Introduction
Introduction
- problem of synthesizing loop-free programs which implement a particular functionality given a set of library components
- component-based synthesis problem, by generating a constraint and then solving the constraint.
- solving the “resource-bounded component-based synthesis problem”
- focus only on bitvector manipulation programs
- synthesis is constraint based
- logical specification given in the form of an “unoptimized program”
- size of constraint is quadratic in the number of components.
- technique encodes all possible straight line programs using two particular operations using a logical formula.
One of the key technical contributions of the paper is an algorithm to find satisfying assignments to such synthesis constraints by using an off-the-shelf SMT solver
- problem statement
- given a spec with a tuple of input variables, an expression over the inputs and outputs which generates the output
- a specification of library components to build an optimized form
- set of specifications is a library
-
discover a program conforming to s spec using only components in the library
- synthesis constraint
- reduce problem of straight-line program synthesis to that of satisfying an assignment to a first-order logic constraint
- two constraints needed to guarantee well-formed programs
- consistency constraint - every line in the program has at most one component
- acylicity constraint - every variable is initialized before being used
- synthesis constraint solving
- uses counterexample-guided iterative refinement
- SAT solver for synthesis
Questions
Summary
In this paper the authors present Brahma, which is a program synthesizer built to synthesize programs using component-based synthesis. The authors thoroughly formulate the component-based synthesis problem. They state that solving the component-based synthesis problem requires a formal specification which is a tuple of input variables and output variable, and the expression over the variables which specifies an input/output relationship. It also requires a set of specification (the library) which should be used to build the final solution. They show it’s possible to iteratively construct and verify the solution to the component-based synthesis problem using SAT solvers. The general approach to finding the solution seems quite naive as it is simply a top-down search through the problem space. The authors’ implementation focuses on solutions to problems in the bitwise operator space, but assert that it could be applied elsewhere with different library components. The implementation shows marked improvements over previous synthesizers which don’t formulate the problem as a component-based synthesis problem.
Strengths
- Concrete problem formulation (I don’t think the component-based synthesis was formulated like this before?)

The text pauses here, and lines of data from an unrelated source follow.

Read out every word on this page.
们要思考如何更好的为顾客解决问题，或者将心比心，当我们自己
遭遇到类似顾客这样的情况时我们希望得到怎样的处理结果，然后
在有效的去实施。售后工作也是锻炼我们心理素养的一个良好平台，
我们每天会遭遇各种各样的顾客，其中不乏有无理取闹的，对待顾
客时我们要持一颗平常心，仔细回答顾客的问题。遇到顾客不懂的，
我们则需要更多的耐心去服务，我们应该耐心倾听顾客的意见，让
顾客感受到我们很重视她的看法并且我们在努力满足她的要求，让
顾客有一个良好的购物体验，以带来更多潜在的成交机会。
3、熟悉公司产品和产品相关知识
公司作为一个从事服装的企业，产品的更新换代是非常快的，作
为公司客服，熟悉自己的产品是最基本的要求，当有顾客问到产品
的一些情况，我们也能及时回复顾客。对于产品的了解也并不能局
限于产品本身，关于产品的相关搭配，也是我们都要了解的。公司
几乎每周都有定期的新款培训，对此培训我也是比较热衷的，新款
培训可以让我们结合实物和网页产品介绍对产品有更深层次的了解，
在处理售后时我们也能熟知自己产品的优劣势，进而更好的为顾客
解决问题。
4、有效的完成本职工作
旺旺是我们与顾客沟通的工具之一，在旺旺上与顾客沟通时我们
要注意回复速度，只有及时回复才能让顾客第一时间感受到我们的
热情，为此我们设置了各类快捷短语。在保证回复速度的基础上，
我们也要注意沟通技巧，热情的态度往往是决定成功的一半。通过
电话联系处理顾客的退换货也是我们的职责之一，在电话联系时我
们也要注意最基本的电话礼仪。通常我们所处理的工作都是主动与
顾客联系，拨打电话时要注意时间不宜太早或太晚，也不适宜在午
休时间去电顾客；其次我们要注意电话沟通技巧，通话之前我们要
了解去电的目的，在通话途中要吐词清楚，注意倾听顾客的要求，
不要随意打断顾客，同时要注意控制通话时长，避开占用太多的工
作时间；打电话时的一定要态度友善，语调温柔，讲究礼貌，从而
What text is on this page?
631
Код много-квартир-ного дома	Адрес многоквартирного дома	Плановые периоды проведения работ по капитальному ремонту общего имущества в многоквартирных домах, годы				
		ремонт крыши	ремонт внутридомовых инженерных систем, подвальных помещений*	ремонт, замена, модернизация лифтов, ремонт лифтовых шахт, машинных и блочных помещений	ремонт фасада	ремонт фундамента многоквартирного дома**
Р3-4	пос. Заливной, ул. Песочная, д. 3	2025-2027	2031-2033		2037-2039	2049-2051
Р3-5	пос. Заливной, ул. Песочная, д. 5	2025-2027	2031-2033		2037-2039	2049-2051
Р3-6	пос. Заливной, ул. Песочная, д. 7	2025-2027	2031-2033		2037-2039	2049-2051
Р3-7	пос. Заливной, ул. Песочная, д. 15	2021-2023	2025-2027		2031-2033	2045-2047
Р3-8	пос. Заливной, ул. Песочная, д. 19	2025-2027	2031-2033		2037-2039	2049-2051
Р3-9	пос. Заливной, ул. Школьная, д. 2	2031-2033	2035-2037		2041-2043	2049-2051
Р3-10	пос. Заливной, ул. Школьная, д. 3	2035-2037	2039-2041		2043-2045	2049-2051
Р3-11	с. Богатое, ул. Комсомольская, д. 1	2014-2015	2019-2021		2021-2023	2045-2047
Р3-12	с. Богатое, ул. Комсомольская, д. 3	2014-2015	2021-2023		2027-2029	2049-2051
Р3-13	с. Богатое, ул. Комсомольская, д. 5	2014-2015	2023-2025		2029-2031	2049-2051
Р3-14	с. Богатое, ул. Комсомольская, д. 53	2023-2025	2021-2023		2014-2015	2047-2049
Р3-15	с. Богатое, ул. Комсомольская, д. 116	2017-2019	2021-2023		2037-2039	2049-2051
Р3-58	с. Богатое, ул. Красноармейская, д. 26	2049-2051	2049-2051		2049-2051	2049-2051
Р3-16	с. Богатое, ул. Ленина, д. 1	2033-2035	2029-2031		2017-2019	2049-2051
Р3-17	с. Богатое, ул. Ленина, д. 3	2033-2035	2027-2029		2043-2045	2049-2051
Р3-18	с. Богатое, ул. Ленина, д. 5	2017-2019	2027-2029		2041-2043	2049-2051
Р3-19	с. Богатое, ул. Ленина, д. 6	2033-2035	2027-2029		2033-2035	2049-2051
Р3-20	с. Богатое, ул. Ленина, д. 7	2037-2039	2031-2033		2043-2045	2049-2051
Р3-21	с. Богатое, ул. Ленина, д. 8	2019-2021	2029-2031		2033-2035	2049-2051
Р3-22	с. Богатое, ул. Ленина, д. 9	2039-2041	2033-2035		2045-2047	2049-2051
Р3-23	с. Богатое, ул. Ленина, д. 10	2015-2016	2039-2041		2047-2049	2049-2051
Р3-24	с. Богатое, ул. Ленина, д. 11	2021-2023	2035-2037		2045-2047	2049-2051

- Clearly demonstrates the ability to generate solutions with SAT solvers
- performance gain over sketch/AHA
- even though bitvector manipulations may be of limited use, they do give a number of particular places it could be useful, particularly in finding potentially overflowing arithmetic operations and replacing it with bitvector manipulation which doesn’t suffer from overflow problems
Weaknesses
- The paper only focuses on solving bitwise-manipulation which the authors make an argument for, but seems of limited use aside from making static optimizations at runtime.
- The solver requires the ability to generate input/output solutions by having some kind of expression which already maps input to output - synthesis is arguably less useful in this case since that a “program” is already expressed.
Questions
-
What does Brahma use as behavioral constraints / user interaction mode? Structural constraints? Search strategy?
- Behavioral
- formal specification
- Structural
- component libraries
- Search Strategy
- enumerative SAT solver
- Is it possible to specify Brahma’s structural constraints in the SyGuS format (as a grammar)? Is yes, show a small example. If no, explain why.
Yes, it is possible to specify the structural constraints as a grammar in the
SyGuS format. Take the bitvector example from the paper:
If our two possible operations on a bitvector V are &
and -
then a grammar
could be written
S ::= V - O | V - V
A ::= V & V
O ::= 1
V ::= x
- Consider the following modification of Brahma’s synthesis problem: you are given N components, but your program is only allowed to use any K of them (for a fixed K <= N). How would you modify the SMT encoding in section 5 to enforce this restriction?
Given the original constraint below: ∃L∀ ~I,O,T: ψwfp(L) ∧ (φlib(T) ∧ ψconn(~I,O,T,L) ⇒ φspec(~I,O))
The ψwfp(L) does not have to change, since the well-formed programs specification should be the same is the same.
This leaves the component of the specification:
- (φlib(T) ∧ ψconn(~I,O,T,L) ⇒ φspec(~I,O))
since φlib(T) represents the the specifications of the base components ψconn(~I,O,T,L) represents the interconnections between those particular components, we would need to reformulate these two pieces such that they represent only a subset of the particular library. so φlib and φconn would need to have a modified representation, possible with an argument for the value K to limit the available components.